Reinstalling packages to fix problems.
Posted by Steve on Wed 6 Jul 2005 at 14:08
There are times when a package upon your Debian system needs reinstalling to fix problems which you might have caused, or to revert back to a pristine state.
Reinstalling packages is generally a simple job. There is a nice shortcut for the apt-get command which can be used to reinstall a package - the --reinstall flag.
If that isn't sufficient you can remove, or purge, the installed package and then simply re-install it.
As a simple example I recently needed to reinstall my apache2-common package - because I'd been editing one of the loadable modules with a hex editor, to change it's behaviour. (Long story ;)
Initially I intended to simply purge the package by running:
dpkg --purge apache2-common
However this immediately complained that several packages required it's presense:
root@mystery:~# dpkg --purge apache2-common dpkg: dependency problems prevent removal of apache2-common: apache2-threaded-dev depends on apache2-common (= 2.0.54-4). apache2-mpm-prefork depends on apache2-common (= 2.0.54-4). dpkg: error processing apache2-common (--purge): dependency problems - not removing Errors were encountered while processing: apache2-common
To fix this you can either attempt to reinstall, or break the dependencies manually.

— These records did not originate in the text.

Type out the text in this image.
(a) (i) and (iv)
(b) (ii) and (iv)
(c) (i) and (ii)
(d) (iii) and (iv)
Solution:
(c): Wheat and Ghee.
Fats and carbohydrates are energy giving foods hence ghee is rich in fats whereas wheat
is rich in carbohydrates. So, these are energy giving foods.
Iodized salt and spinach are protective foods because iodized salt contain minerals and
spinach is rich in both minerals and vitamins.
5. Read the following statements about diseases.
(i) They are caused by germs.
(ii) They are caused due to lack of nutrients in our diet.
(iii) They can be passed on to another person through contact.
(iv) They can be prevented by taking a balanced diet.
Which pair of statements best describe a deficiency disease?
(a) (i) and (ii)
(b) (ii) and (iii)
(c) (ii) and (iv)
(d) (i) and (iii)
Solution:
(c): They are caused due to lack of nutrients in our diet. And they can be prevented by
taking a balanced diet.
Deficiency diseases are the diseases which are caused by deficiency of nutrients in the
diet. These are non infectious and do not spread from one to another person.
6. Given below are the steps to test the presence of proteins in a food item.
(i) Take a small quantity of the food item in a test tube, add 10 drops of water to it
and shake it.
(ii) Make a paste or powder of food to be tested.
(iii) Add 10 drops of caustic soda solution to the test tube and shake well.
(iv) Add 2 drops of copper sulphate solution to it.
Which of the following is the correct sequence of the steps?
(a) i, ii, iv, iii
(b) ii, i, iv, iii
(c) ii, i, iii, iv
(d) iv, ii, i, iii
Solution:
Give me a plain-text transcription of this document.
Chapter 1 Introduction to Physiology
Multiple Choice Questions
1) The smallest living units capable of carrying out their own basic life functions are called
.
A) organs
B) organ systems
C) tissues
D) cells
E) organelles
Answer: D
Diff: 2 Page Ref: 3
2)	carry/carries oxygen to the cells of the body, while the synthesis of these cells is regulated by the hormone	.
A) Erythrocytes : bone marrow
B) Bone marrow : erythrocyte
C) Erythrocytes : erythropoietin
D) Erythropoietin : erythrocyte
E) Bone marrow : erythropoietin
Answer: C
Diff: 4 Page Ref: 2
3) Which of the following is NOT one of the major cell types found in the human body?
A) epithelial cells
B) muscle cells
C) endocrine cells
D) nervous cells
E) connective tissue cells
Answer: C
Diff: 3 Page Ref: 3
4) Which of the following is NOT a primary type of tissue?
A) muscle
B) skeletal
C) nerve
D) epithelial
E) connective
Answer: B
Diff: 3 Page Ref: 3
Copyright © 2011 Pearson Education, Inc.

After deleting the module which I'd been editing, I simply used the --reinstall flag to fix the mess:
root@mystery:~# rm /usr/lib/apache2/modules/mod_include.so root@mystery:~# apt-get install --reinstall apache2-common Reading package lists... Done Building dependency tree... Done 0 upgraded, 0 newly installed, 1 reinstalled, 0 to remove and 14 not upgraded. Need to get 0B/798kB of archives. After unpacking 0B of additional disk space will be used. Do you want to continue [Y/n]? Selecting previously deselected package apache2-common. (Reading database ... 68998 files and directories currently installed.) Preparing to replace apache2-common 2.0.54-4 (using .../apache2-common_2.0.54-4_i386.deb) ... Unpacking replacement apache2-common ... Setting up apache2-common (2.0.54-4) ...
Once this was done the package was reinstalled correctly, and the file I'd modified then deleted was back in place:
root@mystery:~# ls -l /usr/lib/apache2/modules/mod_include.so -rw-r--r-- 1 root root 36484 2005-05-12 06:36 /usr/lib/apache2/modules/mod_include.so
In some cases using the --reinstall flag isn't enough to fix problems. In that case perhaps the simplest solution is to temporarily break the system's deependencies.
For example we could have solved this problem by simply removing the apache2-common package - ignoring the fact that there are several installed packages which require it's presence.
To do this we use one of the dangerous options of dpkg:
root@mystery:~# dpkg --purge --force-depends apache2-common dpkg: apache2-common: dependency problems, but removing anyway as you request: apache2-threaded-dev depends on apache2-common (= 2.0.54-4). apache2-mpm-prefork depends on apache2-common (= 2.0.54-4). (Reading database ... 68998 files and directories currently installed.) Removing apache2-common ... Stopping web server: Apache2. Purging configuration files for apache2-common ... dpkg - warning: while removing apache2-common, directory `/etc/apache2/ssl' not empty so not removed. dpkg - warning: while removing apache2-common, directory `/etc/apache2/sites-enabled' not empty so not removed.
As you can see the usage of the --force-depends flag has turned what would previously have been a fatal error into a mere warning.
Once the package is out of the way it can be reinstalled which will stop the system from being in a broken state:
root@mystery:~# apt-get install apache2-common ...
There are other options you can use for dpkg to turn different errors into warnings, to see the list run "dpkg --force-help".
Hopefully you'll never be in a situation where you have to resort to these kind of tactics, but if you are don't panic. It's almost always possible to fix problems.